Title also means something different based on the size of the company the person is working for. An associate director for a multi-national pharmaceutical company is probably making $160K+ and there are several dozen of them, but an associate director for an academic or non-profit is probably making $65K and there may only be one of them, with a completely different level of responsibility than in the other industry.

What I'm saying is that title is nothing without context. If you're talking to investors, use co-founder (technical or operations). If you're talking to potential clients, use head, president, co-founder, or just say it's your company. Most owners are not actual CEOs, no matter what they call themselves. The obligations of a CEO are specific, and most small companies don't even have a board of directors for which they need a c-suite. You can be managing partner, partner, president, co-founder, or whatever you like without any of the chief names. Just understand your audience and what the implied expectations are for very specific titles in the c-suite.

I find it very wise to describe your actual responsibilities and not utilize inflated titles.
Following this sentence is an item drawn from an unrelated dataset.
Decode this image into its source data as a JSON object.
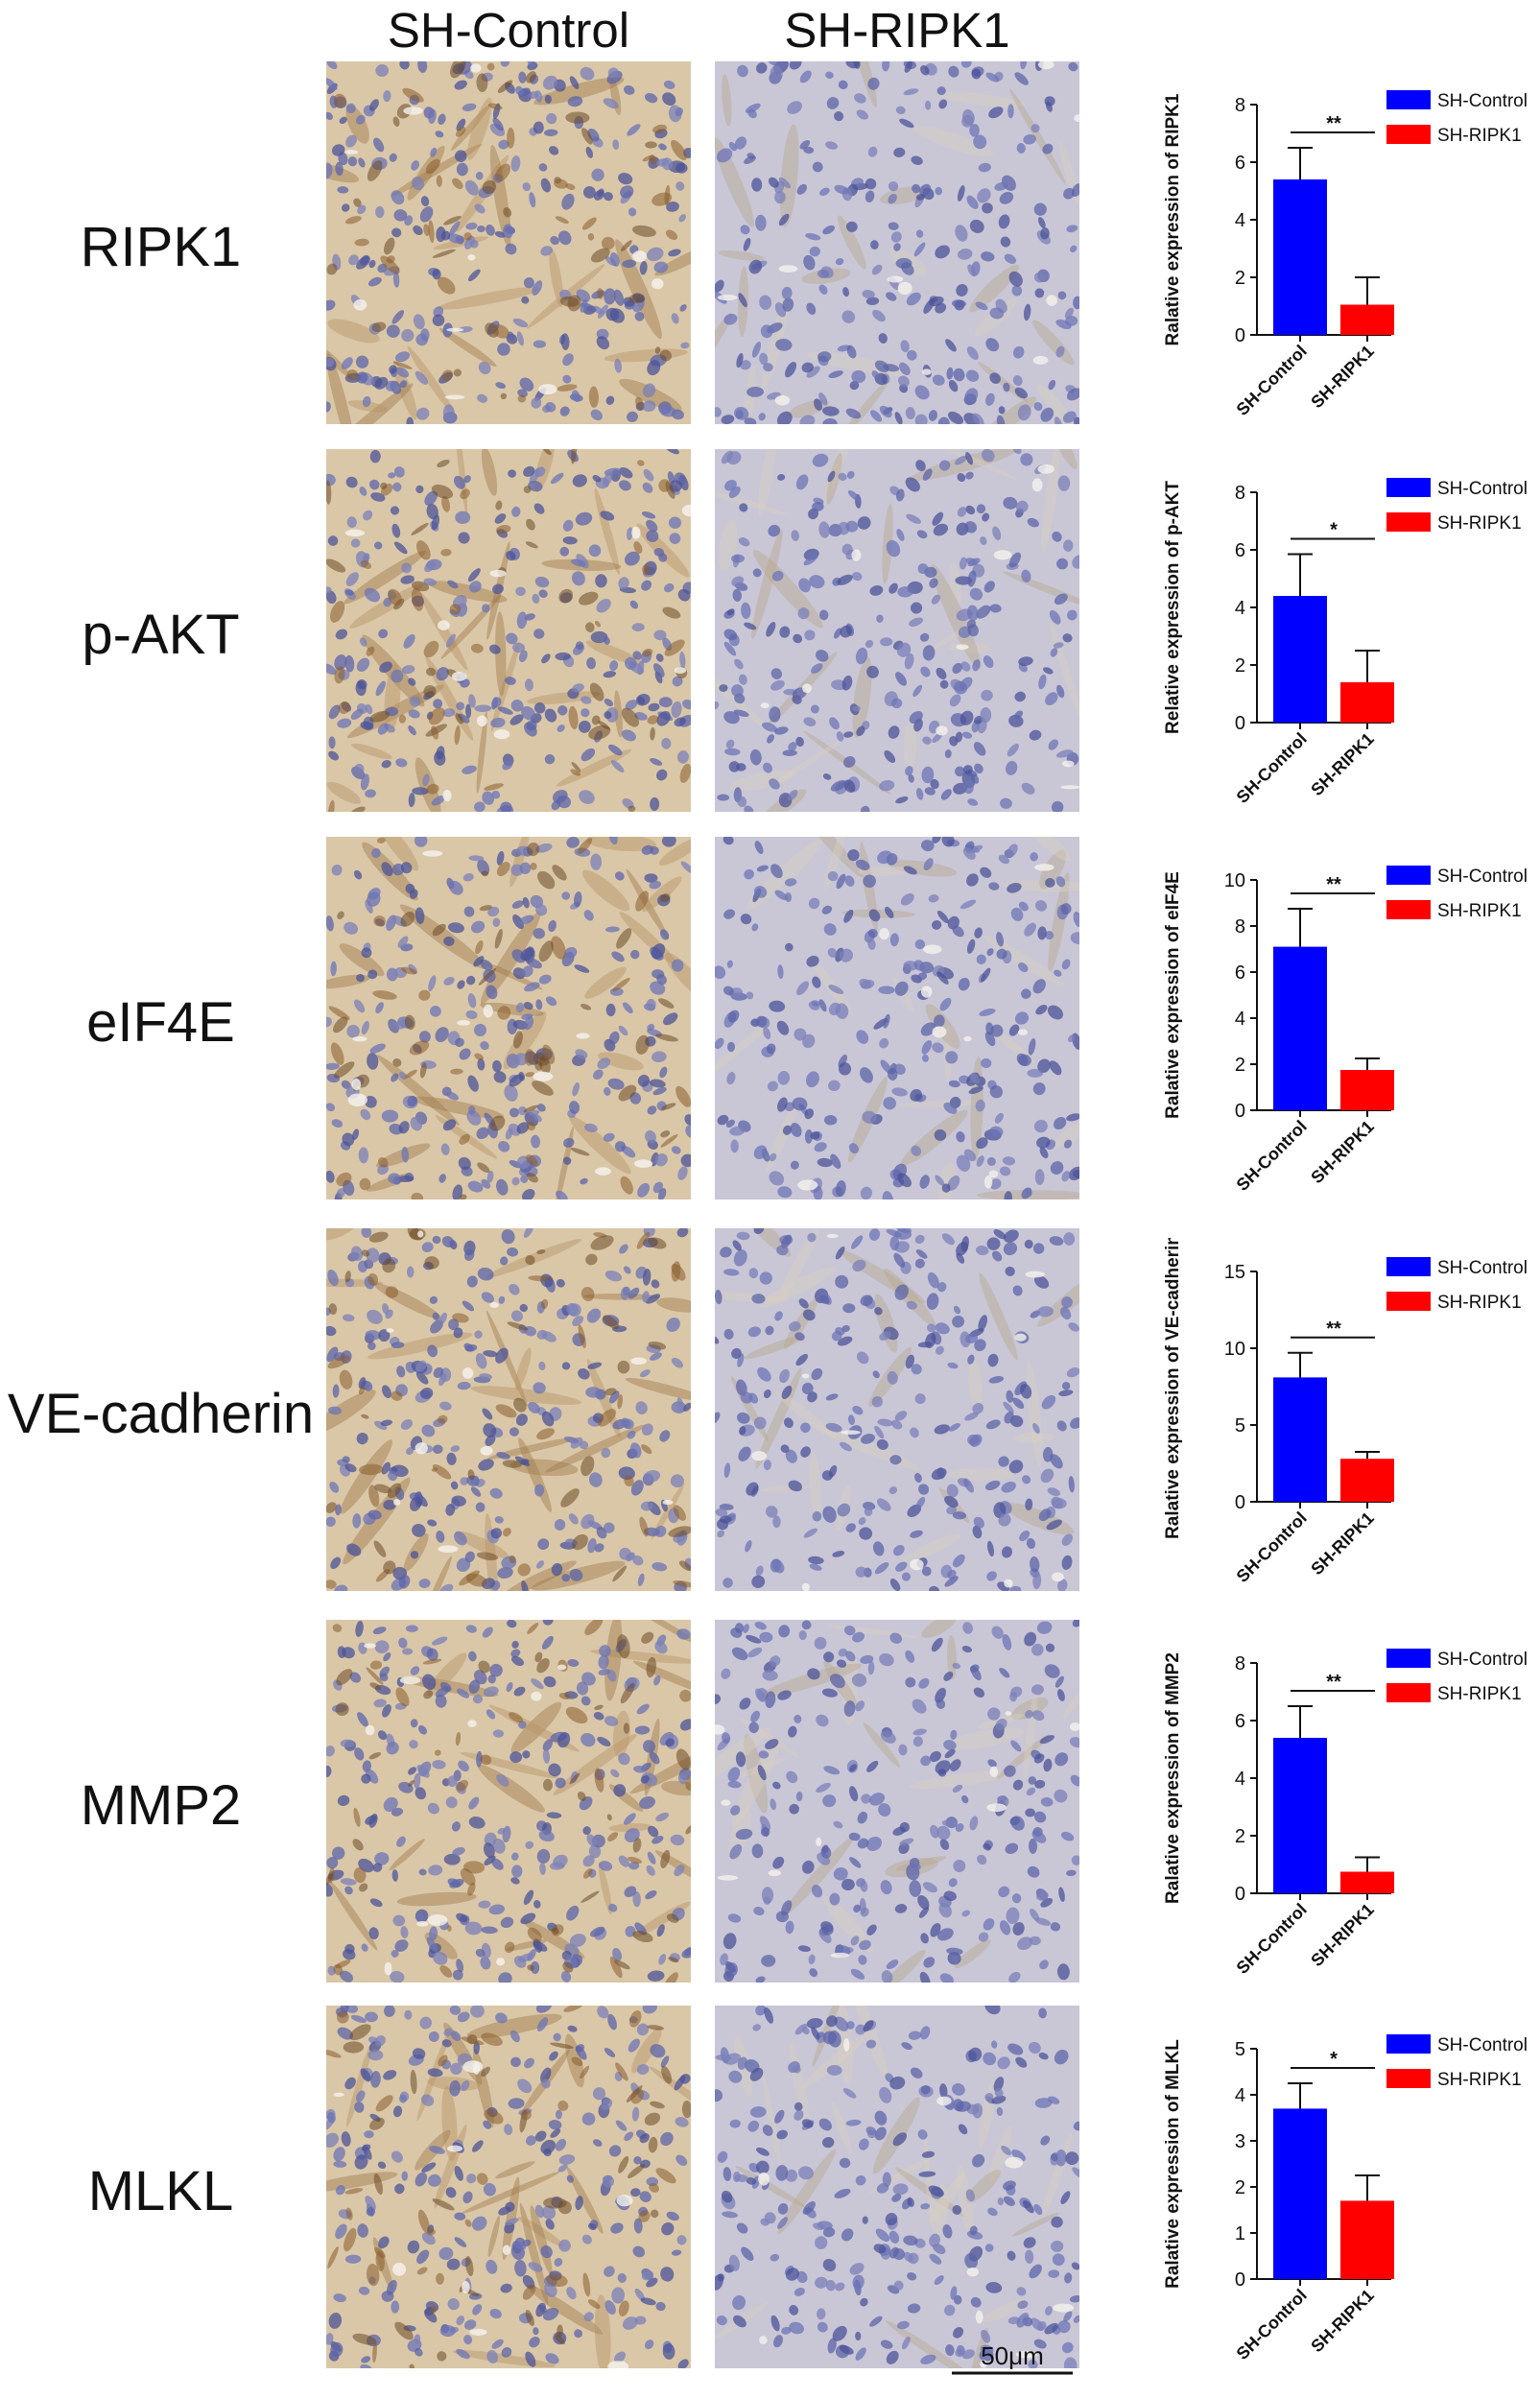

Your business card can say FULL STACK DEVELOPER and you can still be the co-founder or head of software development. If you need to talk to other developers, being one of them will be to your advantage.

I agree with Carl, you don't "need" a title. It's only another tool to communicate something when you can't have an introduction any other way.

Carl Hunter Roach @CarlHunterRoach

December 10th, 2018

I think, for most of time, you don't need a job title. You're busy "essentially developing product full stack, designing the data model and designing and implementing the infrastructure within AWS"

If you feel you need a job title I suggest you list the likely groups you'd use it in front of, over the next ~6 months. You may then see you need a couple of job titles (or none).

For LinkedIn, keep it simple "Co-founder" and use your profile text to pitch your start-up.

Chris Roth Technical cofounder looking for cofounder

December 20th, 2018

I wouldn't worry too much, just focusing on building the thing. "Founder", "Partner", "Cofounder", or even "Tech Cofounder" would be ok. Even CTO is fine because as a few others have mentioned, most people understand that CTO doesn't mean the same thing at a 3 person company as it does at a 30,000 person company. CTO does sound a tad cheesy, but it's a startup, so you're already playing the game of breaking status quo. I also like the "Head of" suggestion.

Andrew Chalk Co-Founder of a startup. CEO of a startup. CTO of a Hedge Fund. Quantitative Researcher. Superb COO.

December 13th, 2018

"Full Stack Developer" is a description of your software domain, not a job title. I would stick to the universal "CTO" designation, even when at the first design stage. One caveat: CTO can be interpreted as a hardware /networking responsibility. "Director (or VP) of Software Engineering" may be more to your taste if you deal (almost) exclusively with software.